I never dared to write in one of the diaries. It was too pretty (had a five star interface – in translation for modern kids) and I felt that I did not have enough to say. I waited for a big thought, a boom, or a valuable piece to put in. Since then I have lost the key, so I can’t open it any more. I could probably break the lock, it’s the size of my nail, but I feel I would be intruding on my own childhood privacy.
I regularly wrote in other four diaries. When I found out at the age 12 or 13 that I don’t have one kidney, I wrote a poem to the lonely kidney. It must have liked it, as it has never bothered me since. Apart from that, I never read my work to anyone.
Transitions are hard. The first essay I wrote on the keyboard was about the advantages of writing in hand. Some might call it nostalgic, others backward-looking; I just find it ironic and a little stubborn on my part.
You have to create your own personalised brand – I heard on a recent conference about business start-ups and new technologies. You go to these conferences and end up thinking: either I’m very behind and outdated, or these people live in the future. There is a disjoint there, that’s for sure, with the present moment slipping through everyone’s typing fingers.
The speech by Penny Power, the founder of Ecademy, inspired me to work on my own ‘personalised brand’, on being myself online. Not selling, not profiting, but attracting friends with content, ideas, beliefs, dialogue, language. Internet is not a selling market. It’s a platform of care, friendship and support – this is the philanthropic interpretation of the social media landscape, given by Penny.
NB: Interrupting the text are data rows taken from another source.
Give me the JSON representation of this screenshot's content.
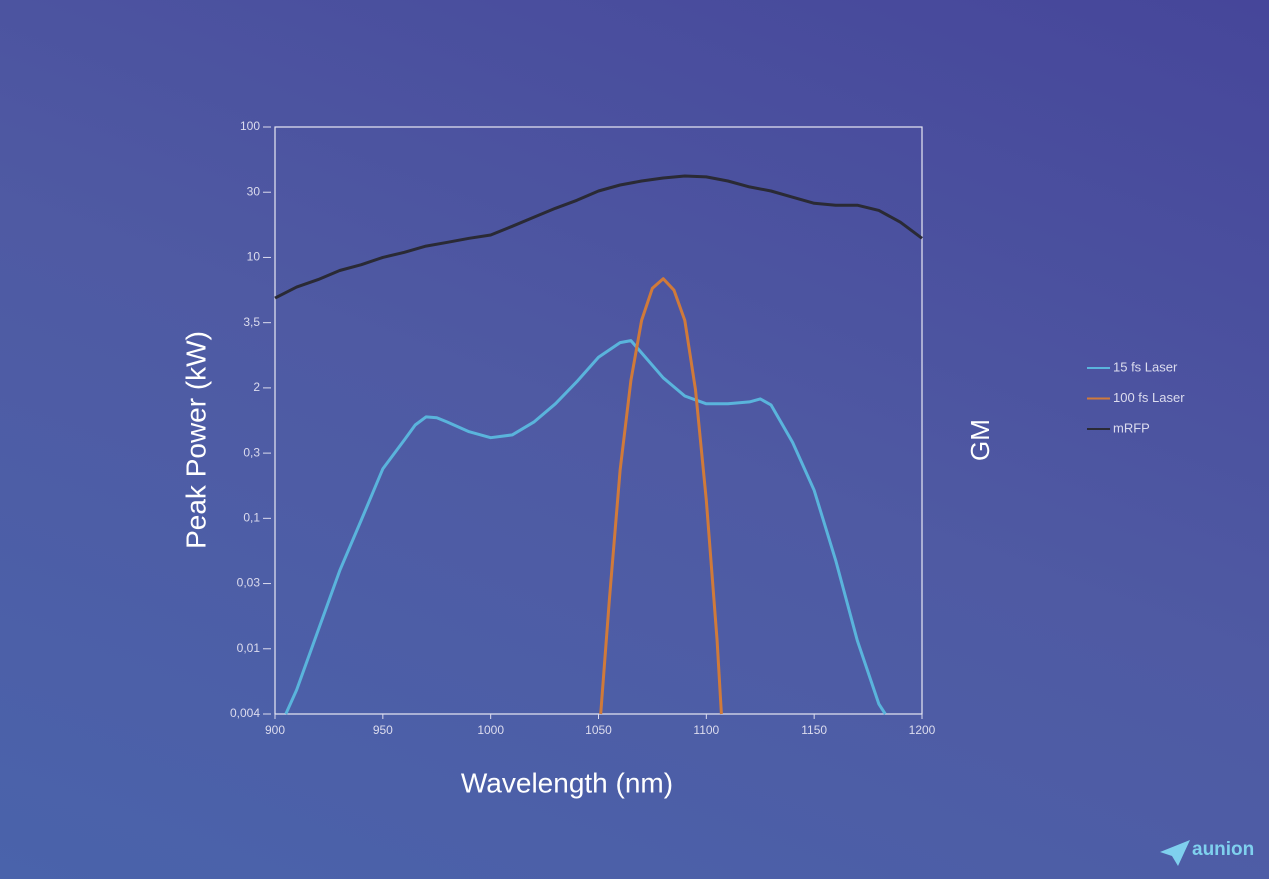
{
  "chart_data": {
    "type": "line",
    "y_label": "Peak Power (kW)",
    "x_label": "Wavelength (nm)",
    "y2_label": "GM",
    "xlim": [
      900,
      1200
    ],
    "xticks": [
      900,
      950,
      1000,
      1050,
      1100,
      1150,
      1200
    ],
    "ylim": [
      0.004,
      100
    ],
    "log_y": true,
    "yticks": [
      {
        "value": 0.004,
        "label": "0,004"
      },
      {
        "value": 0.01,
        "label": "0,01"
      },
      {
        "value": 0.03,
        "label": "0,03"
      },
      {
        "value": 0.1,
        "label": "0,1"
      },
      {
        "value": 0.3,
        "label": "0,3"
      },
      2,
      {
        "value": 3.5,
        "label": "3,5"
      },
      10,
      30,
      100
    ],
    "legend": "right",
    "series": [
      {
        "name": "15 fs Laser",
        "color": "#5ab4dc",
        "x": [
          905,
          910,
          920,
          930,
          940,
          950,
          960,
          965,
          970,
          975,
          980,
          990,
          1000,
          1010,
          1020,
          1030,
          1040,
          1050,
          1060,
          1065,
          1070,
          1080,
          1090,
          1100,
          1110,
          1120,
          1125,
          1130,
          1140,
          1150,
          1160,
          1170,
          1180,
          1183
        ],
        "values": [
          0.004,
          0.0056,
          0.0136,
          0.038,
          0.097,
          0.23,
          0.44,
          0.68,
          0.86,
          0.84,
          0.74,
          0.56,
          0.47,
          0.51,
          0.74,
          1.26,
          2.11,
          2.6,
          2.95,
          3.0,
          2.7,
          2.18,
          1.58,
          1.26,
          1.26,
          1.33,
          1.45,
          1.22,
          0.41,
          0.16,
          0.046,
          0.0115,
          0.0046,
          0.004
        ]
      },
      {
        "name": "100 fs Laser",
        "color": "#d07a3a",
        "x": [
          1051,
          1055,
          1060,
          1065,
          1070,
          1075,
          1080,
          1085,
          1090,
          1095,
          1100,
          1105,
          1107
        ],
        "values": [
          0.004,
          0.0225,
          0.225,
          2.13,
          3.63,
          6.1,
          7.1,
          5.9,
          3.63,
          1.89,
          0.136,
          0.0115,
          0.004
        ]
      },
      {
        "name": "mRFP",
        "color": "#2a2a35",
        "x": [
          900,
          910,
          920,
          930,
          940,
          950,
          960,
          970,
          980,
          990,
          1000,
          1010,
          1020,
          1030,
          1040,
          1050,
          1060,
          1070,
          1080,
          1090,
          1100,
          1110,
          1120,
          1130,
          1140,
          1150,
          1160,
          1170,
          1180,
          1190,
          1200
        ],
        "values": [
          5.2,
          6.2,
          7.0,
          8.1,
          8.9,
          10,
          10.9,
          12.1,
          12.9,
          13.8,
          14.6,
          16.9,
          19.7,
          22.9,
          26.2,
          30.7,
          34.3,
          36.9,
          39,
          40.5,
          39.8,
          36.9,
          33.1,
          30.7,
          27.6,
          24.9,
          24.1,
          24.1,
          22.1,
          18.1,
          13.8
        ]
      }
    ]
  },
  "logo": {
    "text": "aunion"
  }
}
I fully agree with her that people are attracted to to sincerity, authenticity, care, passion and expertise. Social media creates therefore an opportunity for humanity.
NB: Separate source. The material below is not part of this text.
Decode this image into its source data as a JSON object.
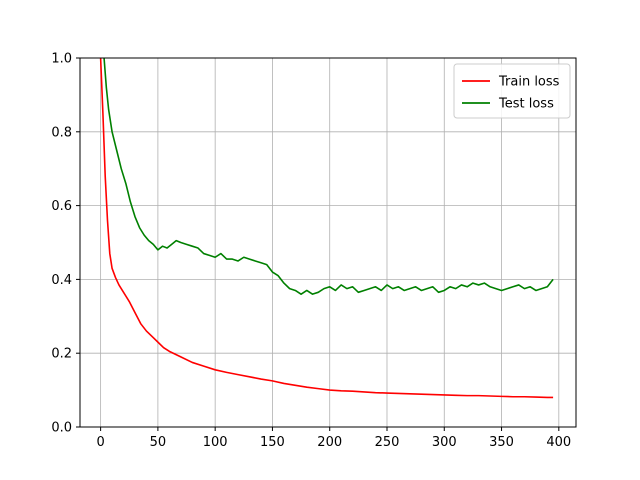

I will keep my diaries in the drawer, with golden locks closed upon them, and open up to a new kind of a diary, a blog. Hopefully it will not get dusted and I will not loose the keys. Either way, the password can always be reset, the words deleted. There is something very liberating in the lack of the smell of lavender, beautiful paper in front of us, and the button ‘delete’ at hand. Nothing is final, it’s a journay, I hope you will join me and I will join you in it.